The March 21st coup d’etat in Mali, a symbol of democracy in West Africa for twenty years, prompted a swift response from the international community. This response has been driven predominantly by concerns that the nation could become the newest hub of Islamist terrorism in northern Africa, where extremism is already rapidly proliferating.
Mali’s military coup was executed under the pretense of ending President Amadou Toumani Touré’s “incompetent rule” and with the intent to return the nation to a democratic civilian government. Despite immediately being suspended from the African Union, the military junta only recently returned the country to civilian rule, but has failed to regain control of its northern region. Now, ECOWAS has lost patience with the interim government’s dawdling and, along with French support, has called for UN intervention in Mali.

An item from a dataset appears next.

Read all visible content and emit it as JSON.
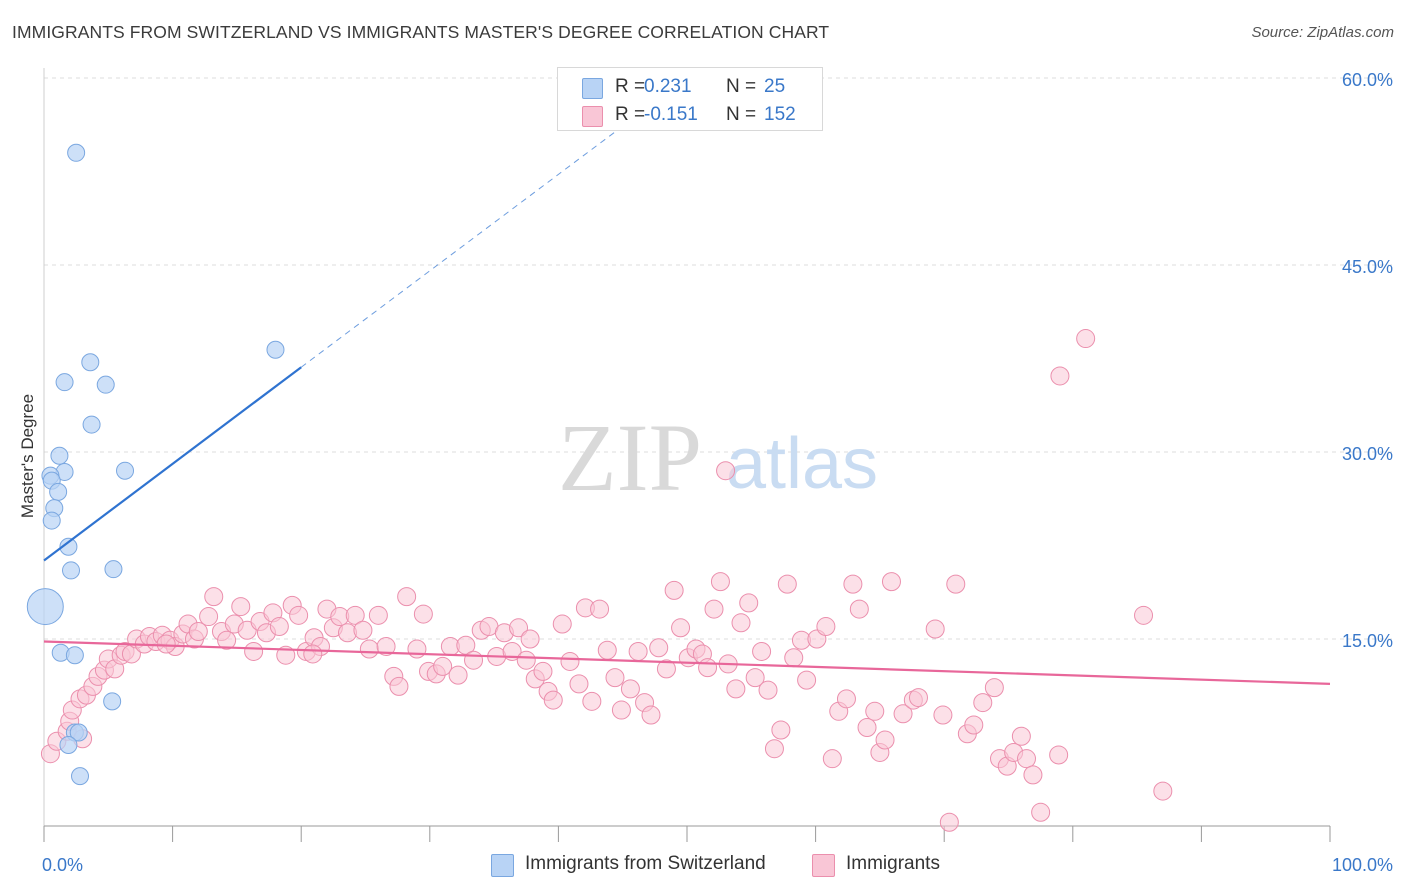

The international response has thus far been one of the most proactive, and is aimed at preventing the proliferation of terrorism in a high-risk environment where a threat is already established.
Current conditions in Mali provide an ideal environment for terrorist activity: an absence of political and legal frameworks, expanses of ungoverned land, and Islamist-friendly militants. The MNLA (Azawad National Liberation Movement, a Tuareg rebel-led group), Ansar Dine, and AQIM (al-Qaeda in the Islamic Maghreb), operate almost unimpeded from Mali’s northern region and have been behind anti-government attacks, kidnappings, and drug-running.

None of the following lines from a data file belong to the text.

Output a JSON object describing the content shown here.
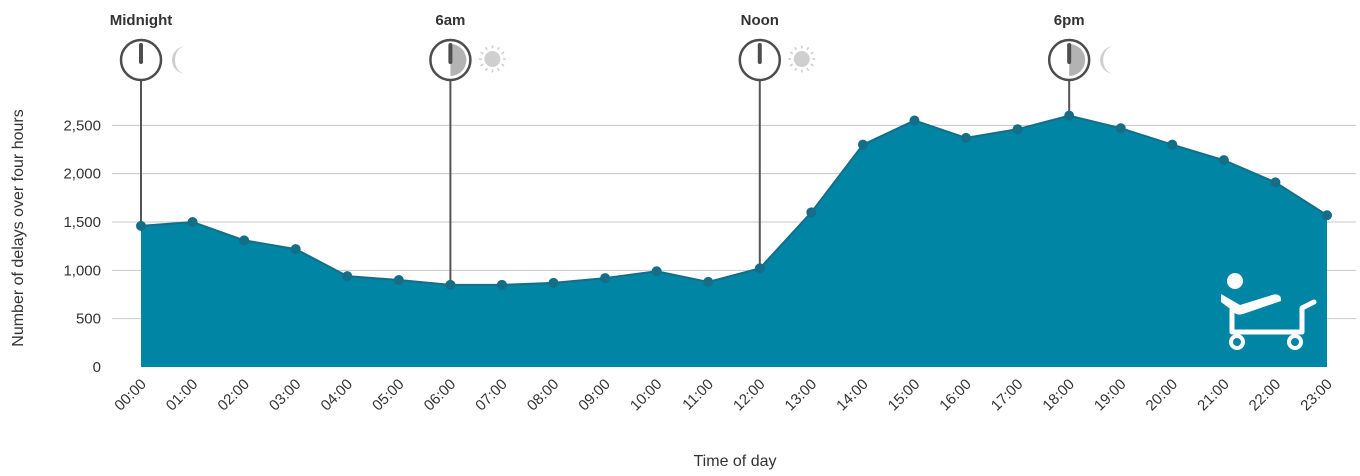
{
  "chart_data": {
    "type": "area",
    "xlabel": "Time of day",
    "ylabel": "Number of delays over four hours",
    "ylim": [
      0,
      3000
    ],
    "yticks": [
      0,
      500,
      1000,
      1500,
      2000,
      2500
    ],
    "ytick_labels": [
      "0",
      "500",
      "1,000",
      "1,500",
      "2,000",
      "2,500"
    ],
    "grid": "horizontal",
    "colors": {
      "area": "#0085a4",
      "point": "#156e87",
      "grid": "#c8c8c8",
      "marker": "#555555"
    },
    "categories": [
      "00:00",
      "01:00",
      "02:00",
      "03:00",
      "04:00",
      "05:00",
      "06:00",
      "07:00",
      "08:00",
      "09:00",
      "10:00",
      "11:00",
      "12:00",
      "13:00",
      "14:00",
      "15:00",
      "16:00",
      "17:00",
      "18:00",
      "19:00",
      "20:00",
      "21:00",
      "22:00",
      "23:00"
    ],
    "values": [
      1460,
      1500,
      1310,
      1220,
      940,
      900,
      850,
      850,
      870,
      920,
      990,
      880,
      1020,
      1600,
      2300,
      2550,
      2370,
      2460,
      2600,
      2470,
      2300,
      2140,
      1910,
      1570
    ],
    "time_markers": [
      {
        "label": "Midnight",
        "at": "00:00",
        "hand_fill": 0,
        "icon": "moon-icon"
      },
      {
        "label": "6am",
        "at": "06:00",
        "hand_fill": 0.5,
        "icon": "sun-icon"
      },
      {
        "label": "Noon",
        "at": "12:00",
        "hand_fill": 0,
        "icon": "sun-icon"
      },
      {
        "label": "6pm",
        "at": "18:00",
        "hand_fill": 0.5,
        "icon": "moon-icon"
      }
    ],
    "corner_icon": "hospital-trolley-icon"
  }
}
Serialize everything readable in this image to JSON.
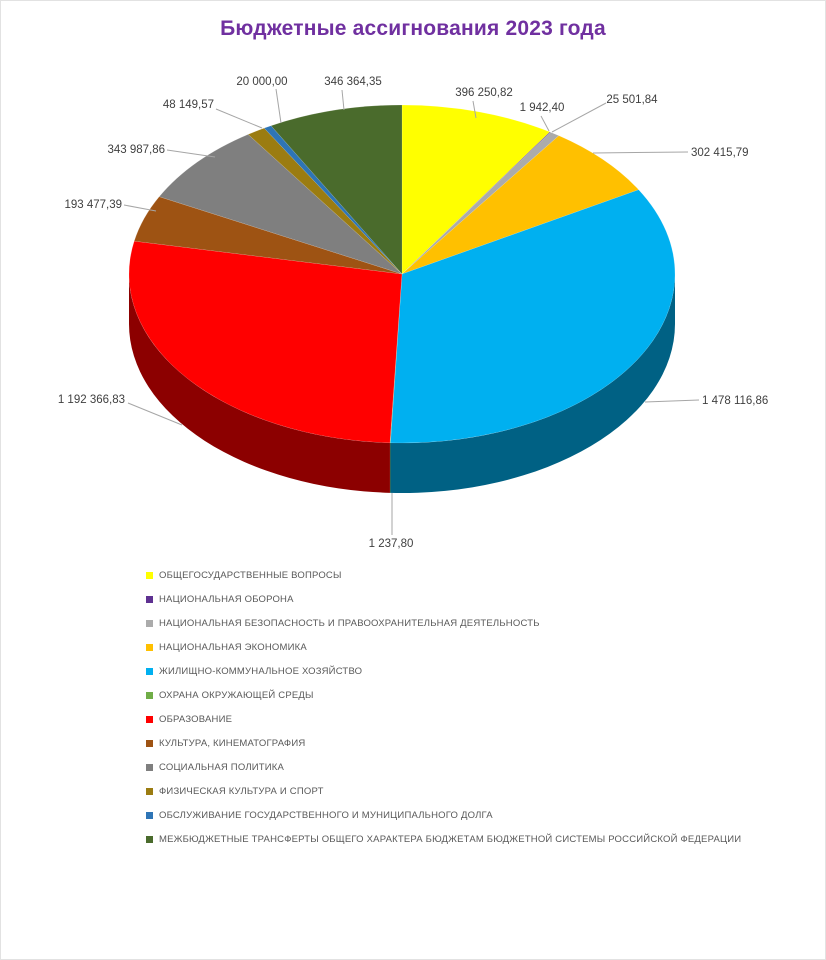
{
  "chart_data": {
    "type": "pie",
    "style": "3d",
    "title": "Бюджетные ассигнования 2023 года",
    "start_angle_deg": 0,
    "direction": "clockwise",
    "legend_position": "bottom-left",
    "total": 4349811.51,
    "categories": [
      "ОБЩЕГОСУДАРСТВЕННЫЕ ВОПРОСЫ",
      "НАЦИОНАЛЬНАЯ ОБОРОНА",
      "НАЦИОНАЛЬНАЯ БЕЗОПАСНОСТЬ И ПРАВООХРАНИТЕЛЬНАЯ ДЕЯТЕЛЬНОСТЬ",
      "НАЦИОНАЛЬНАЯ ЭКОНОМИКА",
      "ЖИЛИЩНО-КОММУНАЛЬНОЕ ХОЗЯЙСТВО",
      "ОХРАНА ОКРУЖАЮЩЕЙ СРЕДЫ",
      "ОБРАЗОВАНИЕ",
      "КУЛЬТУРА, КИНЕМАТОГРАФИЯ",
      "СОЦИАЛЬНАЯ ПОЛИТИКА",
      "ФИЗИЧЕСКАЯ КУЛЬТУРА И СПОРТ",
      "ОБСЛУЖИВАНИЕ ГОСУДАРСТВЕННОГО И МУНИЦИПАЛЬНОГО ДОЛГА",
      "МЕЖБЮДЖЕТНЫЕ ТРАНСФЕРТЫ ОБЩЕГО ХАРАКТЕРА БЮДЖЕТАМ БЮДЖЕТНОЙ СИСТЕМЫ РОССИЙСКОЙ ФЕДЕРАЦИИ"
    ],
    "values": [
      396250.82,
      1942.4,
      25501.84,
      302415.79,
      1478116.86,
      1237.8,
      1192366.83,
      193477.39,
      343987.86,
      48149.57,
      20000.0,
      346364.35
    ],
    "data_labels": [
      "396 250,82",
      "1 942,40",
      "25 501,84",
      "302 415,79",
      "1 478 116,86",
      "1 237,80",
      "1 192 366,83",
      "193 477,39",
      "343 987,86",
      "48 149,57",
      "20 000,00",
      "346 364,35"
    ],
    "colors": [
      "#FFFF00",
      "#5E3191",
      "#ABABAB",
      "#FFC000",
      "#00B0F0",
      "#70AD47",
      "#FF0000",
      "#9E5313",
      "#7F7F7F",
      "#9B7C11",
      "#2E75B6",
      "#4A6B2C"
    ]
  },
  "ui_colors": {
    "title": "#7030A0",
    "data_label": "#3F3F3F",
    "legend_text": "#595959",
    "leader_line": "#A6A6A6",
    "chart_border": "#E2E2E2",
    "background": "#FFFFFF"
  }
}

Since its condemnation of the coup, the US has maintained a safe distance from the situation in Mali when in fact it should be taking an intense interest in events on the ground. Embedded in the fallout from the coup, is an opportunity for the US to learn from the consequences of its actions and act preemptively in the interest of its national security.
First, in an example of unanticipated consequences, there are linkages between the Libyan intervention and Mali’s coup. Malian combatants fighting in Libya on behalf of Moammar Qaddafi returned to Mali having obtained experience and firepower from the conflict. These combatants formed MNLA and seized territory in the north of the country in early 2012. The situation exacerbated a general malaise within the Malian army which, after realizing it was inadequately prepared to fight the rebel forces, mutinied against the government. What began a mutiny ended a coup, and Mali’s north is now subject extremist influence.

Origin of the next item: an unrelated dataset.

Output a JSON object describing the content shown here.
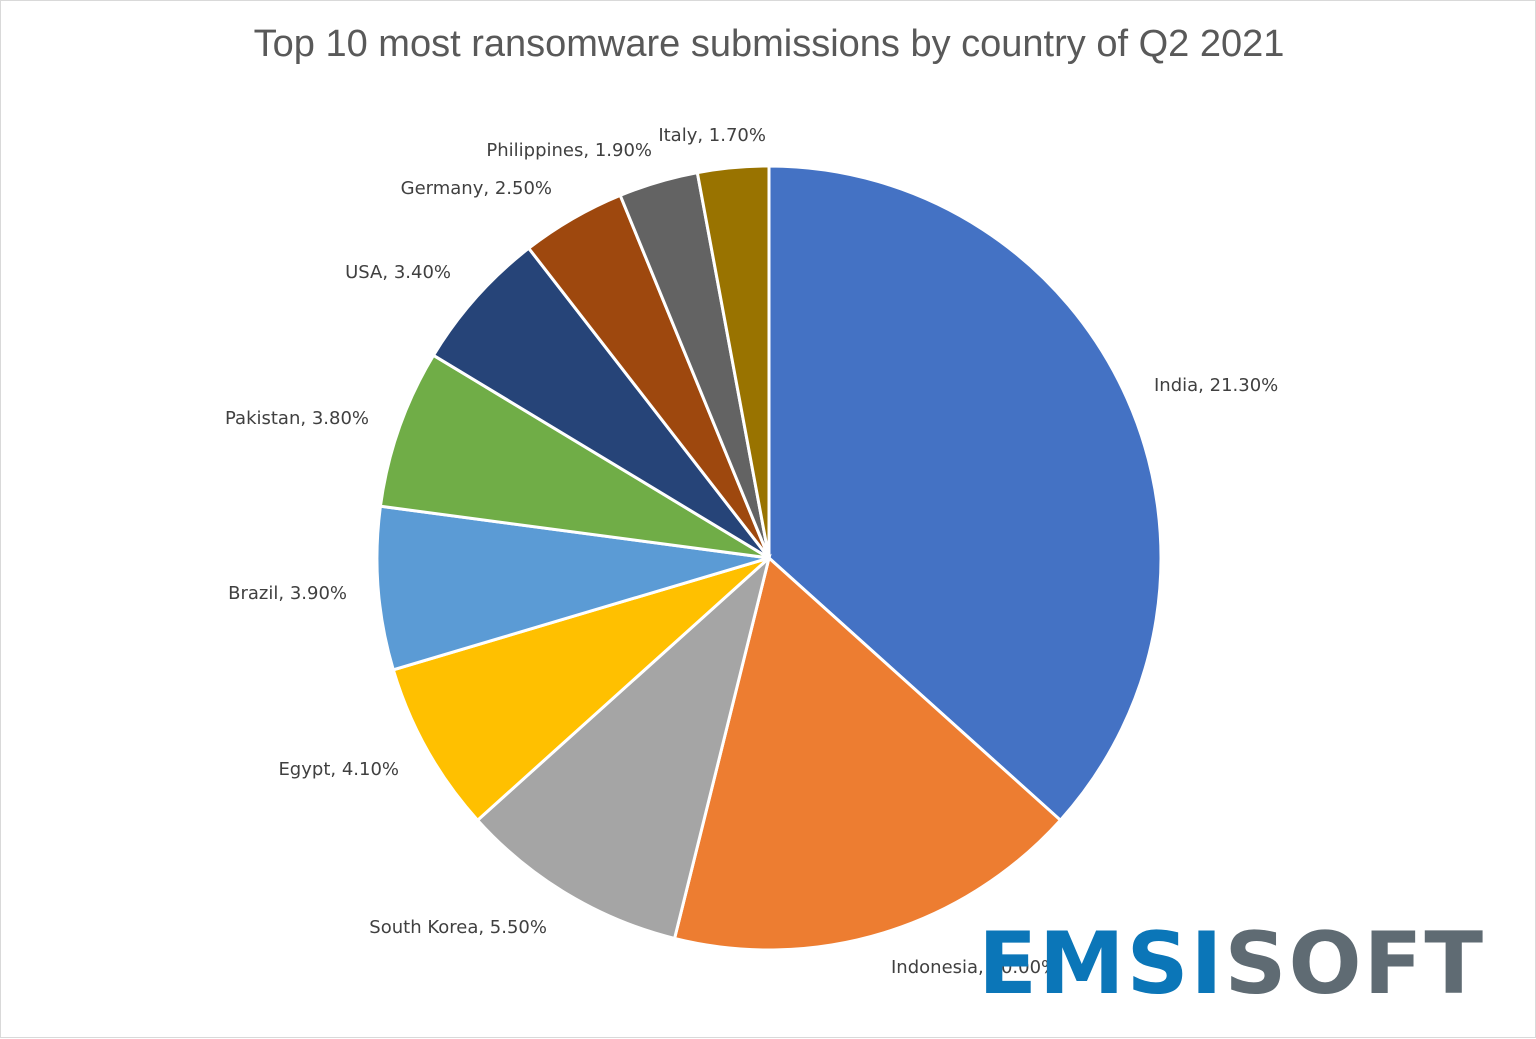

Second – and most importantly – the US has an opportunity to act proactively in preventing extremism from becoming further entrenched in Africa. While sub-state terrorism has long been widespread, the spread of Islamist terrorism throughout northern Africa is gathering momentum as organizations relocate operations from Pakistan and East Africa on account of US drone strikes and local or regional actors seek alliances with larger organizations. AQIM in the Sahel region, Boko Haram in Nigeria, and al-Shabaab in Somalia – already in the crosshairs of US drones – all threaten US interests and national security.
The US can capitalize on the situation in Mali and expand its counterterrorism efforts by increasing its strategic engagement with African countries affected by terrorism, renewing public diplomacy efforts throughout Africa, and understanding the development of a new threat from the implementation of the Libyan intervention.
Direct US strategic engagement with African nations has generally been limited to protecting access to energy resources and counterterrorism activities. AFRICOM has released its 2012 Posture Statement which focuses on counterterrorism, reducing piracy and illicit trafficking, and building defense and crisis response capabilities. AFRICOM is focusing on the right issues; what matters is that these initiatives are implemented in a meaningful and effective way on the local and regional levels where engagement is most needed.
This increased strategic engagement must be coupled with renewed public diplomacy efforts to bolster positive perceptions of the US and rally support behind counterterrorism efforts. For the first time during the Obama Administration, the public approval of the US and US leadership capabilities has declined in Africa. Declining public support for the US puts at risk any US-led efforts to counteract the terrorist threat present in the region. A public diplomacy campaign aimed at articulating US objectives in counterterrorism efforts and how key government and civil society actors in Africa can lend support increases the efficacy of US and global efforts to stamp out the terrorist threat.
Finally, the US must understand that the intervention in Libya produced consequences in Mali that have international implications. These consequences might have been prevented with longer-term thinking and better intelligence on national and sub-national issues in the region. Understanding these issues could have produced a strategy that took into account the likelihood that a strategic intervention in Libya would either relocate the target issue or spawn an entirely new problem in another location.
This inability to plan for second- and third-order consequences is consistently reflected in US strategy but is essential to achieving US objectives. Until the US is able to approach strategic challenges such as the threat of extremism in Mali from a long-term perspective, its efforts are likely to be temporary fixes to an enduring problem.